ゴールデンウィーク中に阪神が広島を抜いて単独首位に浮上した。9点差を跳ね返すなど打線の爆発が光る最近の阪神だが、元プロ野球投手の石井一久氏(43)は立役者に捕手・梅野隆太郎(25)の存在があると話す。特に言及したのは「盗塁阻止率」だ。
野球解説の野村克也氏(81)も「梅野はきちっとした野球で育ってほしい」とその将来性に期待を寄せるが、現時点ではリードの「未熟さ」も指摘している。
石井氏「捕手は盗塁阻止で投手との信頼関係をつくる」
阪神は広島との2017年5月5日~7日の首位攻防戦を3連勝で締め、3日からの連勝を5に伸ばした。6日は、5回表までにつけられた9点差を6回ウラの7得点などで跳ね返す猛攻で首位に浮上した。7日も勢いそのままに、3番・糸井嘉男(35)、4番・福留孝介(40)、6番・鳥谷敬(35)らベテランが躍動して6得点での完封勝利など、打線の好調が目立つ。
だが、石井氏は7日放送の「HERO'S」(フジテレビ系)で、阪神を陰で支える重要選手に捕手の梅野をあげた。特筆すべきはセ・リーグトップ.357の「盗塁阻止率」だという。元大リーガーの石井氏は、その重要性を投手目線で「いるだけで、気持ち的に楽ですね」と話す。
「捕手はここ(盗塁阻止)で投手との信頼関係をつくる。梅野選手が刺してくれるという信頼から、投手はボール球を投げられる。逆に梅野選手も投手がちゃんとクイックで投げてくれると信じられる。捕手は気配りの存在。投手を立てる(のが1つの役割)」
リード力も上向いてきた。7日は先発・能見篤史投手(37)が5回2/3を無失点で抑えて6対0で完封勝利。能見は今季初勝利をあげた。試合後の梅野は、1回表にいきなり直面した1死満塁のピンチを冷静に振り返っている。

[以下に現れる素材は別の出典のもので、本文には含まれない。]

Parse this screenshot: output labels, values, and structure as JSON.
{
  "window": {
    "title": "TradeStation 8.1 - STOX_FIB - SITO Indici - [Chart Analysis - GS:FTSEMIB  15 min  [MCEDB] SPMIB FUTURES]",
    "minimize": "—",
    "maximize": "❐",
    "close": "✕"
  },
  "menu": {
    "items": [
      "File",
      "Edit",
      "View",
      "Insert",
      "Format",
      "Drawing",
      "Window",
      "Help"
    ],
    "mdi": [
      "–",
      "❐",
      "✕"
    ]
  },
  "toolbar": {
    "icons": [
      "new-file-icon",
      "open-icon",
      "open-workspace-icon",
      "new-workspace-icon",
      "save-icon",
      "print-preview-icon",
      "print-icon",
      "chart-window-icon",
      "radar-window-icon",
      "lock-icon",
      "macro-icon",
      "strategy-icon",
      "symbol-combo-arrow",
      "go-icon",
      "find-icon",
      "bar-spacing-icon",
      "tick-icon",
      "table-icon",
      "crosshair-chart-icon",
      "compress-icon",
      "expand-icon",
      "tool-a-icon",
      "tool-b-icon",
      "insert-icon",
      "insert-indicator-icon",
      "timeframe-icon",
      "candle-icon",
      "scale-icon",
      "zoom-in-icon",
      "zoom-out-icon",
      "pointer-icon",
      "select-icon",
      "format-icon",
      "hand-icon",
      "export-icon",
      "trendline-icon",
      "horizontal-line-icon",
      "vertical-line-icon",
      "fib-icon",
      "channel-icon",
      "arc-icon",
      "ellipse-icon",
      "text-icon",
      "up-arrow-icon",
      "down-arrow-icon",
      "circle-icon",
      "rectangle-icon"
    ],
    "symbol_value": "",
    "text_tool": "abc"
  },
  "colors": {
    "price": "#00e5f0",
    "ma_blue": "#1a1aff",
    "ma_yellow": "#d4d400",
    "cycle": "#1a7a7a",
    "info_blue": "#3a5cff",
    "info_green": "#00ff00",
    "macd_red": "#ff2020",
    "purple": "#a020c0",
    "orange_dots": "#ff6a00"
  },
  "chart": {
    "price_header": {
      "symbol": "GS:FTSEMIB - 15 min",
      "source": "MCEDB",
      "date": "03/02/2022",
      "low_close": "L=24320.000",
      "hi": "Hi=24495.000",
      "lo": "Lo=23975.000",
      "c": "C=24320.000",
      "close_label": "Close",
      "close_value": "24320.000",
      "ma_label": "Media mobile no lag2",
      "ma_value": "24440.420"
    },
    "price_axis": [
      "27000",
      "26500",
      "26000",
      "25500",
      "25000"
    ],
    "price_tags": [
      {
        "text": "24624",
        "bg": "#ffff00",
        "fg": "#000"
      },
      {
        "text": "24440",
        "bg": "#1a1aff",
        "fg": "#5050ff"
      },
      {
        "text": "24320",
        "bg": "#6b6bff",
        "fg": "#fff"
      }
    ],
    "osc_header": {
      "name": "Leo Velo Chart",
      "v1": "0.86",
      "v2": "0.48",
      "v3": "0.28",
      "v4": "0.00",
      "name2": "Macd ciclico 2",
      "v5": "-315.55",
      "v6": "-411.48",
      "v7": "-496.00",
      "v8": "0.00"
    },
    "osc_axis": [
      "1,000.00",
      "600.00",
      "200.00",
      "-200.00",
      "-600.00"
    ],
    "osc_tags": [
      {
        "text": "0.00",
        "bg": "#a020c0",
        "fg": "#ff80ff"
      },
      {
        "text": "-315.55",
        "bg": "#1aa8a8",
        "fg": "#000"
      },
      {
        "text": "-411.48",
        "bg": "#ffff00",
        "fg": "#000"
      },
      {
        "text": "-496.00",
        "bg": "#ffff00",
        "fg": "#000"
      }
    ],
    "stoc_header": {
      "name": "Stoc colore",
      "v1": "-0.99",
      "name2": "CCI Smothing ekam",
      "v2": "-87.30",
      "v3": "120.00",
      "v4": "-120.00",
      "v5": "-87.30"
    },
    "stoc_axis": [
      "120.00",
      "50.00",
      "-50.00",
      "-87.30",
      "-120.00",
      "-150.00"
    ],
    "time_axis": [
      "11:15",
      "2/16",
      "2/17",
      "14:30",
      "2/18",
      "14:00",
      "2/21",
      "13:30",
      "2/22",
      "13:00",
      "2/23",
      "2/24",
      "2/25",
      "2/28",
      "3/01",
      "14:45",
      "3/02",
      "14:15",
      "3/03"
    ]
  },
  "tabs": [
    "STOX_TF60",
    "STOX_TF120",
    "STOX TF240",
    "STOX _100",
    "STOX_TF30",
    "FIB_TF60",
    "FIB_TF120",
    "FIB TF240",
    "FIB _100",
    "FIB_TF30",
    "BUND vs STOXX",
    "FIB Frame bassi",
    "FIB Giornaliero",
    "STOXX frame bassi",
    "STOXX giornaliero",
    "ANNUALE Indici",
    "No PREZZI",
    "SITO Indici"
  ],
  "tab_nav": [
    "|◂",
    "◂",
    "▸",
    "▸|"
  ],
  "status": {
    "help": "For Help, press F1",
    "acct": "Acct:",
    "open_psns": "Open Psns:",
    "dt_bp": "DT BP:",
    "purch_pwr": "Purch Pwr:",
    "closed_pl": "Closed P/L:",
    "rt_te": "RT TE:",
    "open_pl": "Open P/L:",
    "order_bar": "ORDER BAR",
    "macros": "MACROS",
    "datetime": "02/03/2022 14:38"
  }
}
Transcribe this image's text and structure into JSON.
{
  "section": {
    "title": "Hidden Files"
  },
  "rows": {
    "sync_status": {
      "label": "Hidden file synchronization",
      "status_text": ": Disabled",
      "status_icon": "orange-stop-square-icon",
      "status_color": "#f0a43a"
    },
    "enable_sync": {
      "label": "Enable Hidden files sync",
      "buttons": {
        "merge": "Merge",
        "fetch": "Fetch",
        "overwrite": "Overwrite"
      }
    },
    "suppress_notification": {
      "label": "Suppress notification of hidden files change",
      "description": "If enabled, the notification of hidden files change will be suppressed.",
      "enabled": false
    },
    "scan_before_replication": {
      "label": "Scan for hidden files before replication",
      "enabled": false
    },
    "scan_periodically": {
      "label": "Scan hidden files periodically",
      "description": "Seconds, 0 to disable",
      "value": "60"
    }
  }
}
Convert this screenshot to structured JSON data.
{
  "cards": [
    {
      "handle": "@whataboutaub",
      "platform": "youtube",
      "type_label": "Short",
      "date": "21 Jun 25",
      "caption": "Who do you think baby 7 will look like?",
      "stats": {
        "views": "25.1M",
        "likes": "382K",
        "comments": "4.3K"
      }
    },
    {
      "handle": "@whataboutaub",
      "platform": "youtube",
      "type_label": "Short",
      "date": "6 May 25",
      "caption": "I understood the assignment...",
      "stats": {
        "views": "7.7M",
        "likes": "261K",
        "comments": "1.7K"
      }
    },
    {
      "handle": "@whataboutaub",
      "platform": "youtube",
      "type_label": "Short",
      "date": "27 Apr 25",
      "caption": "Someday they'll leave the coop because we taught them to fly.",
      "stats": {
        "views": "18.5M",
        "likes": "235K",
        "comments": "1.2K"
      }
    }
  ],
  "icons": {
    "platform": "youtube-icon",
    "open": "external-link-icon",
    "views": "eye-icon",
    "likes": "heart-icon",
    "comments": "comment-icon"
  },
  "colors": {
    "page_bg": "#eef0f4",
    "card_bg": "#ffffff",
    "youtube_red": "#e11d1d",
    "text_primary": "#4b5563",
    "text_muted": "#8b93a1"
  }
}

「(能見投手は)フォークで三振を取れるピッチャー。やっぱりそこで自分が引いてしまうと良くないので、とにかくフォークで、何球続けてでも三振がほしいところだった。丁寧に、球数が多くなっても無失点に抑えることを意識したゲームで、良かったなと思う」
実際、梅野はこのピンチを広島の5番・新井貴浩(40)、6番・ペーニャ(31)と、フォークで2者連続三振に導いた。能見は6回途中で降板するまでに8つの三振を奪った。
野村克也「梅野には反省してほしい」
今季ほぼ全試合に出場し、正捕手に定着している梅野は「出られているからこそ、去年までとは違う色々な配球で、パターンも変えながらやれている」という。これまでは「その日の良い球」を多く含むリードだったが、今はそれぞれの打者との前回対戦時のデータをもとに「根気よく、根拠のあるサインを出せる」と口にした。「毎試合意味のあるゲームができていると思う」と積み重ねを実感している。
一方で、野村氏は伸び盛りの25歳に「愛のムチ」を見舞った。5月7日放送の「S☆1」(TBS系)で野村氏は、7日の試合、5回表の2死1、2塁で丸佳浩(28)を迎えた場面の梅野のリードを分析。カウント1ボール0ストライクからのインコースに要求したことに「キャッチャー野村としては頭に浮かんでこない」と厳しい表情を見せ、カウント2-2からインコースにミットを構えた際にも野村氏は首を傾げた。その投球は一ゴロで打ち取ったが「結果オーライ。狙われてるじゃん。これで満足していたらダメだ。間違っていたか正しかったか、梅野には反省してほしい。俺にはこの配球は間違い」と喝を入れた。
ただ、野村氏は「梅野って、俺んとこにあいさつに来た。まったくつながりがないのに、だよ。プロ野球界に60年いるけど、配球のことで色々聞いてきたのはこいつだけ」とその熱意に驚いた様子。「優勝チームに名捕手あり。俺が(ヤクルトの監督時代に)良い思いをさせてもらったのは、古田(敦也)のおかげ。キャッチャーというのはチームにとってすごく大事なポジション。ぜひ梅野はきちっとした野球で育ってほしい」と言葉を贈っていた。